Critics pointed out that the Lightning looked sub-par even as they beat the New York Islanders four games to one and advanced to the next round of the Stanley Cup Playoffs. The clean sweep of the Montreal Canadiens was explained as a series in which goaltender Nikolai Khabibulin excelled and a few Canadian born Lightning players happened to have good games.

The Philadelphia Flyers series was to be the downfall of the Lightning. An older, more experienced team, The Flyers were projected to out-hit and out-muscle a speedy but fragile Lightning squad. The series came down to a seventh game played on Lightning ice. The Lightning played a near picture-perfect game, Fredrik Modin scored the game winning goal, the Tampa Bay Lightning won 2-1, and found themselves in the finals for the Stanley Cup. An improbable for The Cup at the beginning of the season, they now stood on the threshold of hockey greatness. An even more improbable contender, the 6th seeded Calgary Flames, stood in their way. The Flames had vanquished the top three teams in the Western Conference with their hard-hitting aggressive style of play and had gained the support of an entire nation. Lord Stanley would either return to it’s country of birth or it would reside in a southern city known more for beaches, palm trees, and cigars than for championships on ice.

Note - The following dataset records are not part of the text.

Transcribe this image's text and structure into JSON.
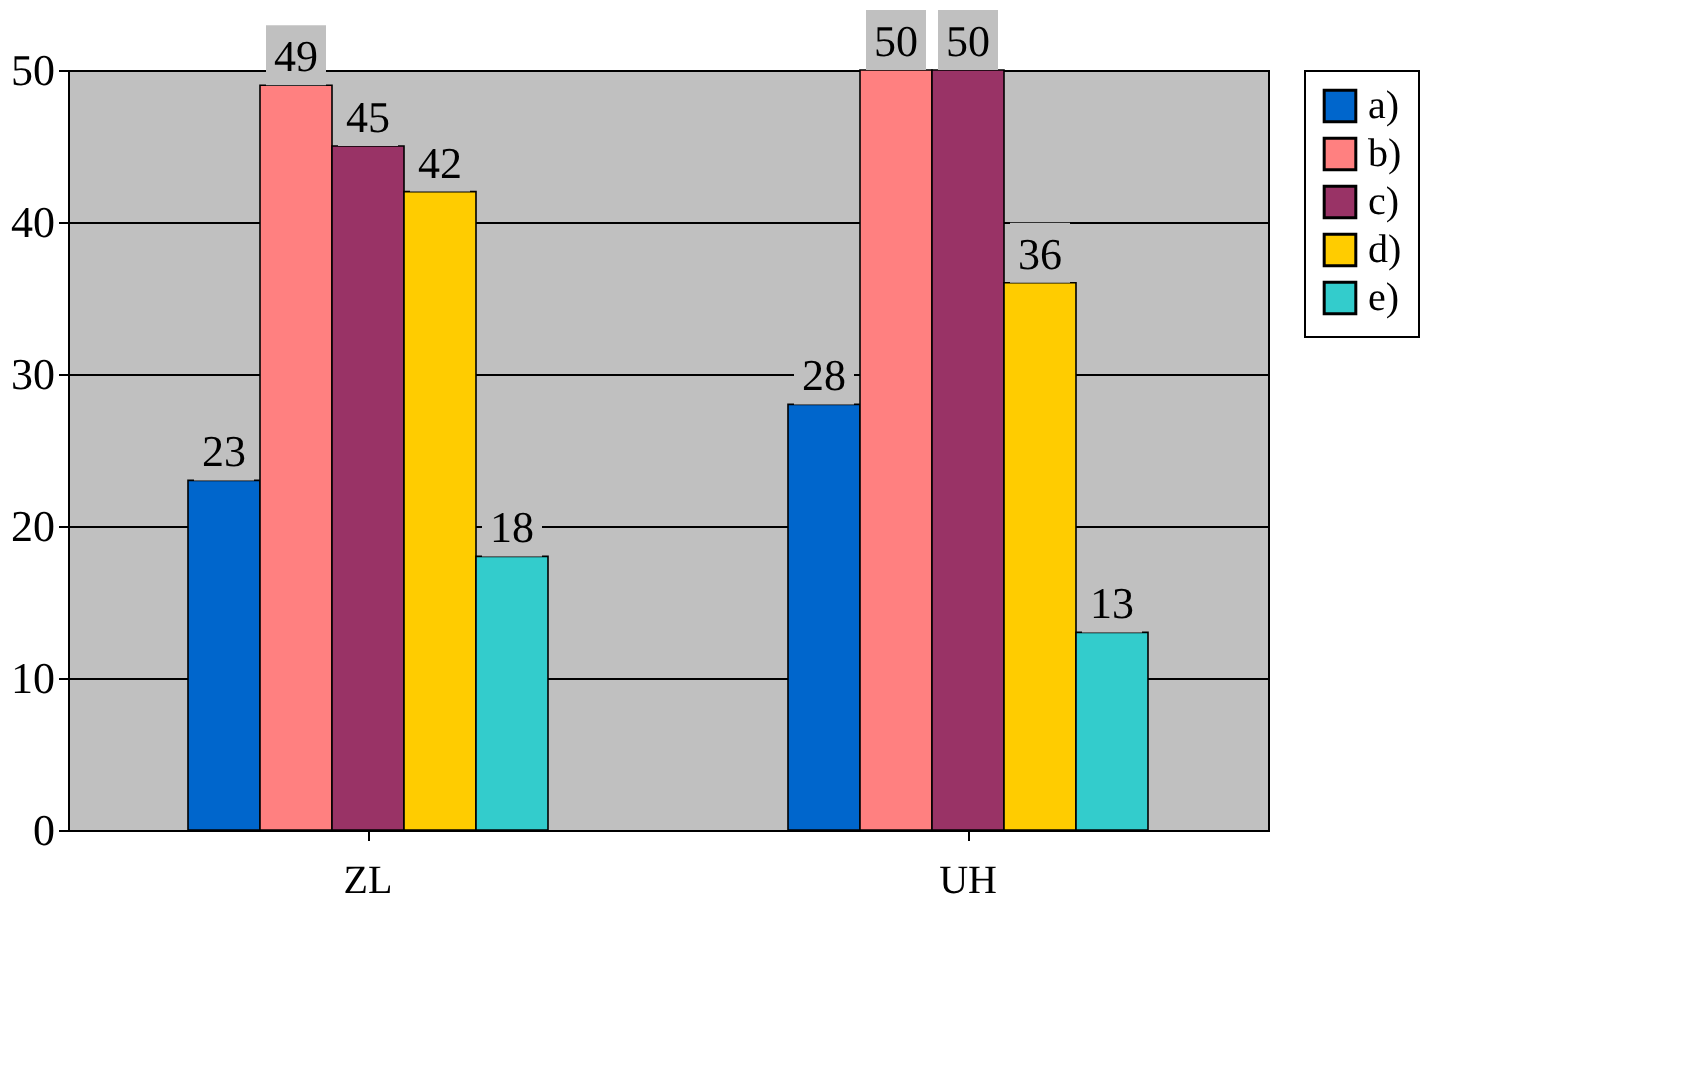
{
  "chart_data": {
    "type": "bar",
    "categories": [
      "ZL",
      "UH"
    ],
    "series": [
      {
        "name": "a)",
        "color": "#0066cc",
        "values": [
          23,
          28
        ]
      },
      {
        "name": "b)",
        "color": "#ff8080",
        "values": [
          49,
          50
        ]
      },
      {
        "name": "c)",
        "color": "#993366",
        "values": [
          45,
          50
        ]
      },
      {
        "name": "d)",
        "color": "#ffcc00",
        "values": [
          42,
          36
        ]
      },
      {
        "name": "e)",
        "color": "#33cccc",
        "values": [
          18,
          13
        ]
      }
    ],
    "ylim": [
      0,
      50
    ],
    "yticks": [
      0,
      10,
      20,
      30,
      40,
      50
    ],
    "grid": "y",
    "legend": "right",
    "data_labels": true
  }
}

The Calgary Flames continued to outhit and out-muscle their opponents and took a three game to two advantage back home to Calgary. There, the Calgary and Canadian fans prepared to celebrate a Stanley Cup victory. The Lightning were on the brink of disaster and defeat. But within the first minute of the second overtime period, Martin St. Louis scored to send the series back to Tampa for a Stanley Cup Playoffs series 7th game.

A standing room only crowd of 22,717 watched in awe as the Lightning outplayed the Flames for two periods, and hung on tenaciously in the third. Ruslan “Rusty” Fedotenko had scored two goals for the Lightning, and when the final second ticked off on the game clock, the Tampa Bay Lightning had won the game 2-1, and the 2003-2004 Stanley Cup.

The lowly, last place team of several earlier seasons, small market, small budgeted team from the deep south, had secured the most prized trophy in all of sports, the Holy Grail of hockey, the Stanley Cup. The Conn Smythe trophy as Playoff MVP was awarded to Brad Richards.

Names such as Coach Tortorella, GM Jay Feaster, plus players St. Louis, Khabibulin, Andreychuk, Lecavalier, Richards, Modin, Fedotenko, Boyle, Kubina, and others are now known to hockey fans in all countries. As for respect, coach Tororella said that respect does not come with one win, or even with one season. It has to be earned over a course of years. But the Tampa Bay Lightning have taken a giant step towards earning that respect in this……The Year of the Lightning.